Beginning with Milton Friedman, Neoclassical economists only paid attention to the “Phillips Curve” when the stable relationship it implied between unemployment and the rate of change of money wages started to break down. They ignored not only the essential nonlinearity of the relationship that Phillips described, but also that Phillips specified not just one but three factors that determined the rate of change of money wages: the level of unemployment, “the rate of change of the demand for labour”, and “the rate of change of retail prices, operating through cost-of-living adjustments in wage rates”, a factor which could set off a “wage-price spiral”.

These in turn were the factors that drove wages and prices up during the 1970s, when for a while both the rate of inflation and the rate of unemployment rose, thus—according to Milton Friedman, consigning Phillips’s relationship to the short run, while in the long run there was a “vertical Phillips Curve” where the unemployment rate was determined by the market—the “Natural Rate of Unemployment”—while the government’s attempts to reduce unemployment below this level determined the rate of inflation.

There’s much more to say about what Phillips was actually trying to achieve with his curve, and how this was ignored by mainstream economists, but I’ll stop with a comparison. Imagine that this same shoddy scholarship applied in physics. “Some old guy called Einstein said that E=MC2! But hey, the 2 is probably a footnote number, I haven’t read his paper anyway, and E=MC is simpler—let’s use that.”

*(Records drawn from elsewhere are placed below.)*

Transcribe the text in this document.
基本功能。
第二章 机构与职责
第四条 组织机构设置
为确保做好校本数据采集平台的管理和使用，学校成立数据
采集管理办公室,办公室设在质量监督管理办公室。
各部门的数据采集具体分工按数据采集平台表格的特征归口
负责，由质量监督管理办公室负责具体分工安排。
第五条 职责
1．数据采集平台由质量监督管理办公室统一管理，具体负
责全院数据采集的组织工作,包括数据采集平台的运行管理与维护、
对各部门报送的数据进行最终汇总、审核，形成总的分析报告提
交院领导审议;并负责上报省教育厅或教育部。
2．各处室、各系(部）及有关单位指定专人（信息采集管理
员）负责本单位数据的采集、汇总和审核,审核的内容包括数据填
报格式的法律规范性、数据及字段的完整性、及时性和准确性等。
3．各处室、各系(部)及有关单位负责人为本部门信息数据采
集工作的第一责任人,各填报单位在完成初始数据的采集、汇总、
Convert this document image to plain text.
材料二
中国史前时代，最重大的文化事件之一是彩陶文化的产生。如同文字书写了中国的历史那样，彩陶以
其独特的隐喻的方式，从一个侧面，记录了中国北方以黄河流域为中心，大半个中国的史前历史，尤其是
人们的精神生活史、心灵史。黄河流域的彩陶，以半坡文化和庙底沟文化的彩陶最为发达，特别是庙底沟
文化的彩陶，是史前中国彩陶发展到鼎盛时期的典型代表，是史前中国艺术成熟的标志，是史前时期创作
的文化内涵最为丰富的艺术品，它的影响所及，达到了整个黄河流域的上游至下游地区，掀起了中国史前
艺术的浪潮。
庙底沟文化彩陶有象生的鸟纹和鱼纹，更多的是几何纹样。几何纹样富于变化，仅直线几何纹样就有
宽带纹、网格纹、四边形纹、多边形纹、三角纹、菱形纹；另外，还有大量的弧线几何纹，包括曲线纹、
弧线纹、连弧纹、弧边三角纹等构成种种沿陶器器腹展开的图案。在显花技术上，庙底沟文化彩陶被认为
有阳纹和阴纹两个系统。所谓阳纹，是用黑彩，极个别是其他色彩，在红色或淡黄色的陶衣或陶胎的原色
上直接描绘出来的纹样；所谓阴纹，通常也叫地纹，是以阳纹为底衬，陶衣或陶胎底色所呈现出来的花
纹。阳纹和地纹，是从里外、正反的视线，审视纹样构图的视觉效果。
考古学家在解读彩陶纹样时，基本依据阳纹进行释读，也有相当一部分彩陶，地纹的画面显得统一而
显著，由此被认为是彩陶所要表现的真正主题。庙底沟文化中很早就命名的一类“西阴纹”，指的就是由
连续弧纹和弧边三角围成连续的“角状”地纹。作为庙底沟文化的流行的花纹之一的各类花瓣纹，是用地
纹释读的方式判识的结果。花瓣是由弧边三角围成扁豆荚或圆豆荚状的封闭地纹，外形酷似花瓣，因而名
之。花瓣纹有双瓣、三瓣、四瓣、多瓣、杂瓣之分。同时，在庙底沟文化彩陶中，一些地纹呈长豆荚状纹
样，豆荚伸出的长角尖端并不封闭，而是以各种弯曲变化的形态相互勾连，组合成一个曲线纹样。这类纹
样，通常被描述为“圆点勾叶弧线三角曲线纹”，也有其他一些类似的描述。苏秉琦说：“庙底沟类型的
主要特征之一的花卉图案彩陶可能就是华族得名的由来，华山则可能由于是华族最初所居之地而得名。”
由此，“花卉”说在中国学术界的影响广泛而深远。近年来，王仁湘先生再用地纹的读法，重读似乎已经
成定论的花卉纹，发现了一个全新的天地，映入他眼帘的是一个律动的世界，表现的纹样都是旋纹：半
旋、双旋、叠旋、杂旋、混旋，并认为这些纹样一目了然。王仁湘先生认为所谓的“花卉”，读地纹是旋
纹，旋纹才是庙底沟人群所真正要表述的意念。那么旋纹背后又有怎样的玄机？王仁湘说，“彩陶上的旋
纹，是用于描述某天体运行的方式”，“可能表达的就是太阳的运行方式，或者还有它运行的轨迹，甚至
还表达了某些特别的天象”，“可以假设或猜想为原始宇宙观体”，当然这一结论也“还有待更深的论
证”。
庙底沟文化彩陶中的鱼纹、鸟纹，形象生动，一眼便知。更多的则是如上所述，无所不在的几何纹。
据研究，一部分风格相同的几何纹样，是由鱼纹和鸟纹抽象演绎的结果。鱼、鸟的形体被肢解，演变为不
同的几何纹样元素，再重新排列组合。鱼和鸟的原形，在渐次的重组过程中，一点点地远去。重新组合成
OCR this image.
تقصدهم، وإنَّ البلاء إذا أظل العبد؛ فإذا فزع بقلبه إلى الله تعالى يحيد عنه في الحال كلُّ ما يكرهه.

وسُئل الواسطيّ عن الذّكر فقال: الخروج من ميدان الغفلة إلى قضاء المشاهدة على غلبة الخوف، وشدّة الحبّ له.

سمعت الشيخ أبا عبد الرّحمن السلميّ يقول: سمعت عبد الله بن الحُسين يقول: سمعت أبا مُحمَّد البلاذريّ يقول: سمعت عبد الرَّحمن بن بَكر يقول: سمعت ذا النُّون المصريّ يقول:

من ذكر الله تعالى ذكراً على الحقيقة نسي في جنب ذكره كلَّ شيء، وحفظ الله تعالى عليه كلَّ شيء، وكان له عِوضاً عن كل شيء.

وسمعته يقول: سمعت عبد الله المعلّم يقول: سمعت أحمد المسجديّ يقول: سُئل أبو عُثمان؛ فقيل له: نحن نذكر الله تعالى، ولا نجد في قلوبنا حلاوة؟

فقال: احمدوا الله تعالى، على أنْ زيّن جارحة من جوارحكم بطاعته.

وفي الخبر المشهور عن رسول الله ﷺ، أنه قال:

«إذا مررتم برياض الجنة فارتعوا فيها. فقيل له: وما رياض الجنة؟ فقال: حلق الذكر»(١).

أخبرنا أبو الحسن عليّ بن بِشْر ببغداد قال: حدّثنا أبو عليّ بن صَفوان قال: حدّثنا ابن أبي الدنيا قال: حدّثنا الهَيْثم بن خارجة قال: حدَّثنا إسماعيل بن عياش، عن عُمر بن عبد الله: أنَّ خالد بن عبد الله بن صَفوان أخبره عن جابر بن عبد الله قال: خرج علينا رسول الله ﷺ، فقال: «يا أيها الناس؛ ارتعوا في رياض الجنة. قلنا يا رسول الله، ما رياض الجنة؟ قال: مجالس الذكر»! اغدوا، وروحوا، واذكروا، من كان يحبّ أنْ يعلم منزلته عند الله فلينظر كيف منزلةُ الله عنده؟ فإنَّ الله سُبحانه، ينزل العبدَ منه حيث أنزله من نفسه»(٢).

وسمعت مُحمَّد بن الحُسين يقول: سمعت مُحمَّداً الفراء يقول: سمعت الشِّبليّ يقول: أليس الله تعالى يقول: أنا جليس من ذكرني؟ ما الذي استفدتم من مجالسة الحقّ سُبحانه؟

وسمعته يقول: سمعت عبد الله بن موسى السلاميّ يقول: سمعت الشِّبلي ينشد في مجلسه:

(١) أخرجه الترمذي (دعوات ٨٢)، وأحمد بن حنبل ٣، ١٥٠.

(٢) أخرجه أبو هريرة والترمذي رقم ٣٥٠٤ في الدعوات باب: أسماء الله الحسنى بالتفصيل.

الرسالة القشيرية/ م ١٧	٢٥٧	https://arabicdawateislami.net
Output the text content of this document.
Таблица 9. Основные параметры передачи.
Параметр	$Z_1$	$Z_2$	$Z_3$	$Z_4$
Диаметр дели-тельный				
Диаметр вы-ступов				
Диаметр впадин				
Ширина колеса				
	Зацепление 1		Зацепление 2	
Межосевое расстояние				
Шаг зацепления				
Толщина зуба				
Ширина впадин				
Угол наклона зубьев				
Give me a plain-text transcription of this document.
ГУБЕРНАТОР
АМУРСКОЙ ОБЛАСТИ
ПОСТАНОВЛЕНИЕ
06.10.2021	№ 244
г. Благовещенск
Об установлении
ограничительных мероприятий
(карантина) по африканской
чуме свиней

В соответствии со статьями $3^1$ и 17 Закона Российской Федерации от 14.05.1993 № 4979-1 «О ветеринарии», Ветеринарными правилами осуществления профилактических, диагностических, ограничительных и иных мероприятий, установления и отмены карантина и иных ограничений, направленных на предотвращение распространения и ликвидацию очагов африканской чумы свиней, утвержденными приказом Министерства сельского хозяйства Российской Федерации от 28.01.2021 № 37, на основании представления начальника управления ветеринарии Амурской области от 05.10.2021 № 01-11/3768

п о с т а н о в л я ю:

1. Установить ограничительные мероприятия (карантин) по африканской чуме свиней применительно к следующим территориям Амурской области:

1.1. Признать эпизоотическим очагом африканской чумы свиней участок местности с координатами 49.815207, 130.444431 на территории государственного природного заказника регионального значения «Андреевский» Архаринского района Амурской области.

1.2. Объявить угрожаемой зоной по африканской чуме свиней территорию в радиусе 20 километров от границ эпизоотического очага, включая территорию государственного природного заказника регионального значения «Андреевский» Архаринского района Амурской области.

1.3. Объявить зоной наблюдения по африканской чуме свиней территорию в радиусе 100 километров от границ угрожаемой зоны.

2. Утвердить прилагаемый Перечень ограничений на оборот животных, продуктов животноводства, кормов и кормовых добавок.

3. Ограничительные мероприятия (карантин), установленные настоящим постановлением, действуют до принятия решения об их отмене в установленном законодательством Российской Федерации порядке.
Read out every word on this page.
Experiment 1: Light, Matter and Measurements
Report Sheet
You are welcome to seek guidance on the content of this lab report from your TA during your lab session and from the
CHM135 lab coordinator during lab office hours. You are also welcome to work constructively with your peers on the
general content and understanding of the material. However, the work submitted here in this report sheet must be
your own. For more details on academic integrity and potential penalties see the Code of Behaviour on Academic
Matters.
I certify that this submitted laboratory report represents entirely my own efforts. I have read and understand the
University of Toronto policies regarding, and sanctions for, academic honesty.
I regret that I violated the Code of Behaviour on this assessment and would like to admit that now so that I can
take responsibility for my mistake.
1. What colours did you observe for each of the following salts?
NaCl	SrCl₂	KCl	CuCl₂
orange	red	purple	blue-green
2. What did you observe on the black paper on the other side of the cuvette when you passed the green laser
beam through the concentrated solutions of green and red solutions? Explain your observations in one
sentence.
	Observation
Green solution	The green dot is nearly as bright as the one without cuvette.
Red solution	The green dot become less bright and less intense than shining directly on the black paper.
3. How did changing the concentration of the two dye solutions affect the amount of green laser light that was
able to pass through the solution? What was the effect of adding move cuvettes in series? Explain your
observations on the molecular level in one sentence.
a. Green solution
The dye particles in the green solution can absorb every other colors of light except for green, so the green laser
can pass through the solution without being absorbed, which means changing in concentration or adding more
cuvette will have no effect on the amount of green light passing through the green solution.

Going even further back, we would never have experienced The Enlightenment, if the standards that economists live by today hadn’t been overthrown by Galileo and Newton. Back then, all “scientists” did before Galileo was read “the great books”. That’s what mainstream economists are doing today, as they ignore historical evidence and go by what they have made up in their own textbooks.

Phillips, A. W. 1954. ‘Stabilisation Policy in a Closed Economy’, The Economic Journal, 64: 290-323.

———. 1958. ‘The Relation between Unemployment and the Rate of Change of Money Wage Rates in the United Kingdom, 1861-1957’, Economica, 25: 283-99.